The effects of depth decreasing ϕ is less then it would be decreased if rock is siliciclastics

Diagenesis will mess everything up!

Dolomitization and no other alteration generally means a 13% increase in ϕ

Differentiate between Drilling Geometrically and Geologically

Drilling geologically you try and follow and formation (so you'd have to deviate as you cross a fault)

Drilling Geometrically you just drill in a certain orientation and you will likely cross several different formations

What are three types of flow barriers? Name examples of each type

Depositional- bedforms to dune scale, also bioturbation apparently

Diagenetic- cementation

Structural- Faults!

What are the three types of Traps?

Structural traps, stratigraphic traps, and traps that are both those two things

Differentiate between Absolute sea level VS relative sea level

Absolute is just where we are in a eustatic rise or fall; relative (RSL) depends on the eustatic (absolute) sea level AND local signals like basin subsidence/uplift and sedimentation rates

Describe 5 situations involving Uplift And eustatic sea level that lead to a rise in RSL

1) Just eustatic sea level rises

2) Only basin subsidence occurs

3)Both the above occur

4)Eustatic sea level falls slower than the basin's subsidence

5)Eustatic sea level rises Faster than the basin's uplift

What are the pros and Cons of Wireline VS LWD


Precise well placement and useful in geosteering


Drilling mechanics affect the measurements

Not actually measuring to the very bottom cause there’s a bit in the way


Can go deeper


Larger borehole effects

Lots of time between drilling and measurements

Cannot do horz or deviated wells

Define Toplap.

A termination of strata against an overlying surface mainly resulting in non-deposition. Indicative of the top of an HST

Define Onlap.

A base discordant relationship where initially horizontal strata terminate progressively against an initially inclined surface

Basically a lower dipping surface overlying a surface with a higher dip

Indicative of a TST.

Define Downlap and Offlap.

Downlap: a surface where initially inclined strata terminate downdip against an initially horizontal or inclined surface- represents a progradation.

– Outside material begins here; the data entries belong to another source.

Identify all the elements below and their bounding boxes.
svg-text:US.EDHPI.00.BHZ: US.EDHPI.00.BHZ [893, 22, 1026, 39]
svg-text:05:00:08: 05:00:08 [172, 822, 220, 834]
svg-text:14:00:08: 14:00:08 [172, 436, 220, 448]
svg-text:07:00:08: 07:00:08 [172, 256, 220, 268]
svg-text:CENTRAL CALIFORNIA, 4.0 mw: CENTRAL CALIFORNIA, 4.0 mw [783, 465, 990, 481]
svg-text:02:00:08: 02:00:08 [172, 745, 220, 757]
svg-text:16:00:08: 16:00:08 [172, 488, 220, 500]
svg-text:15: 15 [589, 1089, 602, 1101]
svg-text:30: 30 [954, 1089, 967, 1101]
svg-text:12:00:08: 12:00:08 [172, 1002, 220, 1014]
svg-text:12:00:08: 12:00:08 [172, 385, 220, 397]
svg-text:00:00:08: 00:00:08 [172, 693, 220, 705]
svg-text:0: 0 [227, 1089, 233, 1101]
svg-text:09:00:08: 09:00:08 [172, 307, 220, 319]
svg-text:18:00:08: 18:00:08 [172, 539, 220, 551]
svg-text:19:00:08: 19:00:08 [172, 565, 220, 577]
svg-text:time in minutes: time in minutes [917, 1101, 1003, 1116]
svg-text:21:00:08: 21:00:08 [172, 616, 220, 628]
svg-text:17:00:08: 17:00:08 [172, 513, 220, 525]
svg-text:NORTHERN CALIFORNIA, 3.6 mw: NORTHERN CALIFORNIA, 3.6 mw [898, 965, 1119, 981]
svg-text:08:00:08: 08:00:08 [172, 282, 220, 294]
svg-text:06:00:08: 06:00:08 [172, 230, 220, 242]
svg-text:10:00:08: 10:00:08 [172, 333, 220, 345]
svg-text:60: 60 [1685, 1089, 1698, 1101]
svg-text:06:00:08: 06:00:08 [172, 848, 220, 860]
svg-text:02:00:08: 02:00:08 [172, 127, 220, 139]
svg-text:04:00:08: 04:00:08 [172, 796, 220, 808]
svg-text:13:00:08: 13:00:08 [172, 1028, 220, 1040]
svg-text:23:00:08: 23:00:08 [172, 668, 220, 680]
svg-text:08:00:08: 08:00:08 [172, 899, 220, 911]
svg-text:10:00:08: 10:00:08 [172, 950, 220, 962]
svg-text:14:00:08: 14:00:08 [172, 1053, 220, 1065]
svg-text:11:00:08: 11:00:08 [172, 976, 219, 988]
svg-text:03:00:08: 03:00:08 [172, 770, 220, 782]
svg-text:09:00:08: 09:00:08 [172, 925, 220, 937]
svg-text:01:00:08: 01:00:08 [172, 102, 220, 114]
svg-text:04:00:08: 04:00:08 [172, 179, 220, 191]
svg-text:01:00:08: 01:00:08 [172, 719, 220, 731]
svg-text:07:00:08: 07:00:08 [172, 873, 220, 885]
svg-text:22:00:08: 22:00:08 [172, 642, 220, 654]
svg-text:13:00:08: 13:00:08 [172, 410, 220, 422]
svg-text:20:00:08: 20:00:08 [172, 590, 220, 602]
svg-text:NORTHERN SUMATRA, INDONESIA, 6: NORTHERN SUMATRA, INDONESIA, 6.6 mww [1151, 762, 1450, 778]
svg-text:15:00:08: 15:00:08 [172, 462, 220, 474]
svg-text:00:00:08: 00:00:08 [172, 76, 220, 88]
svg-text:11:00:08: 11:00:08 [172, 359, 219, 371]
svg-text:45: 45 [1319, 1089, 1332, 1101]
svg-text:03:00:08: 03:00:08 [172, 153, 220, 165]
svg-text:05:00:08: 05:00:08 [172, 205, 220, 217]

Offlap is the arrangement of strata deposited on the ocean floor during its regression

Only difference between downlap and offlap is that offlap is getting deposited further from the shore and at a lower angle

What is the Fluvial Equilibrium profile?

an imaginary line along a riverbed "above which"" erosion occurs and "below which" deposition occurs- ths profile change depending on gravity and also where we are in the systems tract cycle

Differentiate between conventional and Unconventional reservoirs.

Conventional: Clastic and carbonate (can use traditional methods)

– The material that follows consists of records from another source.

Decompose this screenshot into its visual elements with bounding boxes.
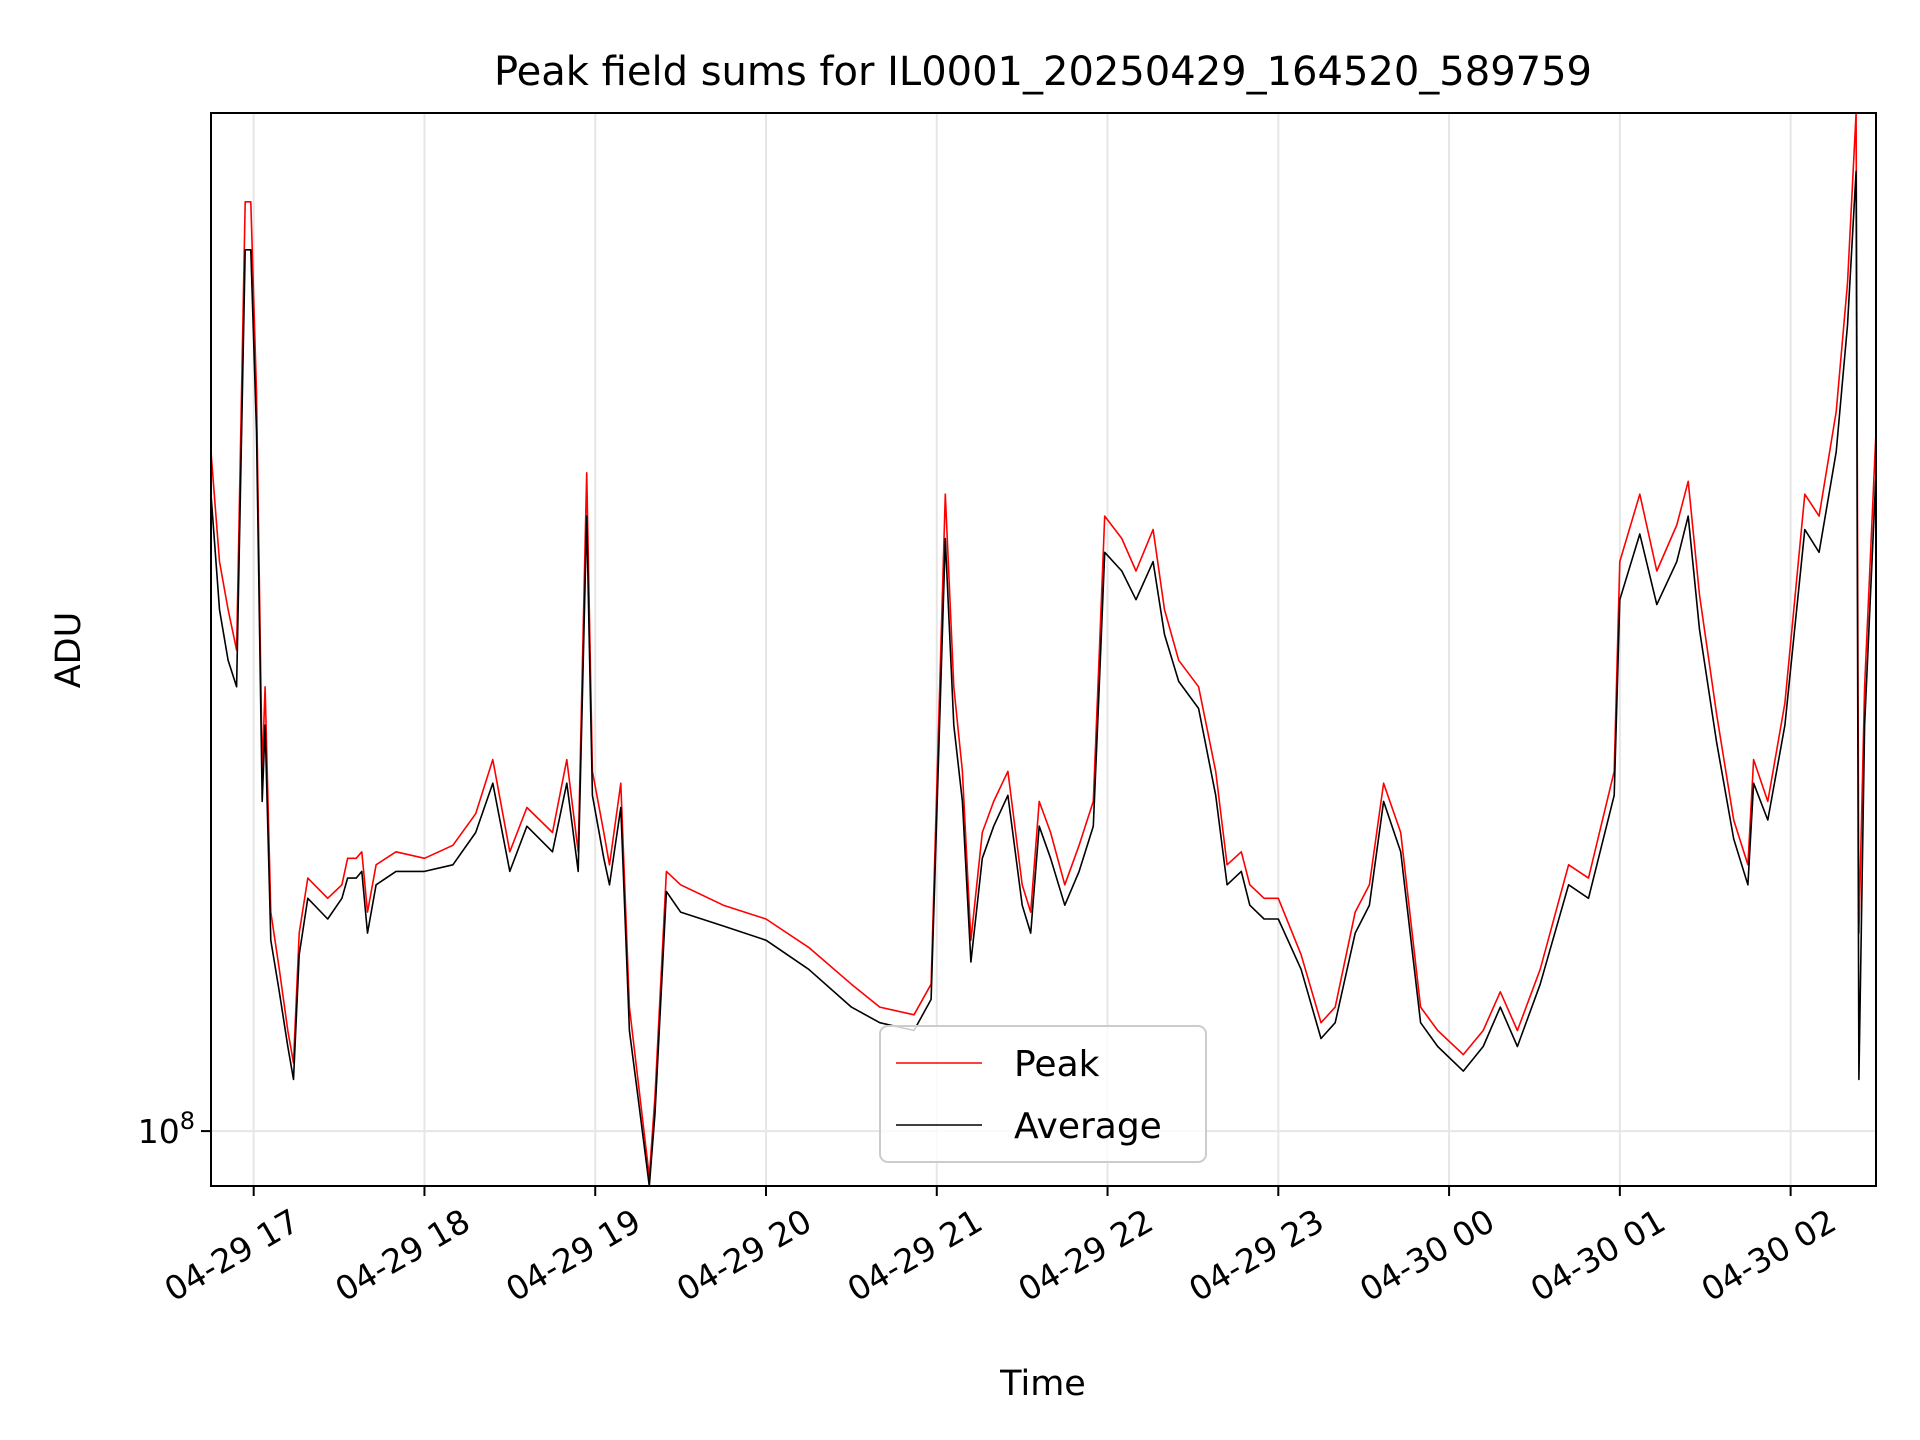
legend: Peak Average xyxy=(879,1025,1207,1163)
series-lines xyxy=(210,112,1877,1187)
series-line-peak xyxy=(210,112,1877,1178)
y-axis-label: ADU xyxy=(49,612,89,689)
legend-box xyxy=(879,1025,1207,1163)
y-axis-ticks: 108 xyxy=(138,1107,211,1151)
x-axis-label: Time xyxy=(999,1364,1086,1404)
legend-label-peak: Peak xyxy=(1014,1044,1100,1085)
plot-frame xyxy=(210,112,1877,1187)
series-line-average xyxy=(210,170,1877,1187)
y-tick-label: 108 xyxy=(138,1107,195,1151)
legend-label-average: Average xyxy=(1014,1106,1162,1147)
chart-title: Peak field sums for IL0001_20250429_1645… xyxy=(494,49,1592,95)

Unconventional: Tight O/g sands, Shale O/g coal beds

What does an isopach map show?

What does an Isochron map show?

What does an Isochore map show?

Isopach maps contour points with equal [____]; can be time, unit thickness...

Isochron maps contour points of equal age (so the top of a formation, for example

Isochore maps contour the thickness of the interval between the OWC (oil-water contact) and the base of the trap unit.

Define "crest" with reference to traps

Crest is the highest point of a trap unit

Define Spill-point:

Lowest point of a trap where hydrocarbons are still contained

Define Reserve and differentiate it from reservoir

A reserve contains recoverable volumes under current economic conditions.

Basically a reservoir that can make money NOW, considering capital costs and exploration costs and production costs.

Categorize logging tools from highest resolution to lowest. How does resolution change with depth of investigation?

The greater the depth of investigation is, the lower the resolution is.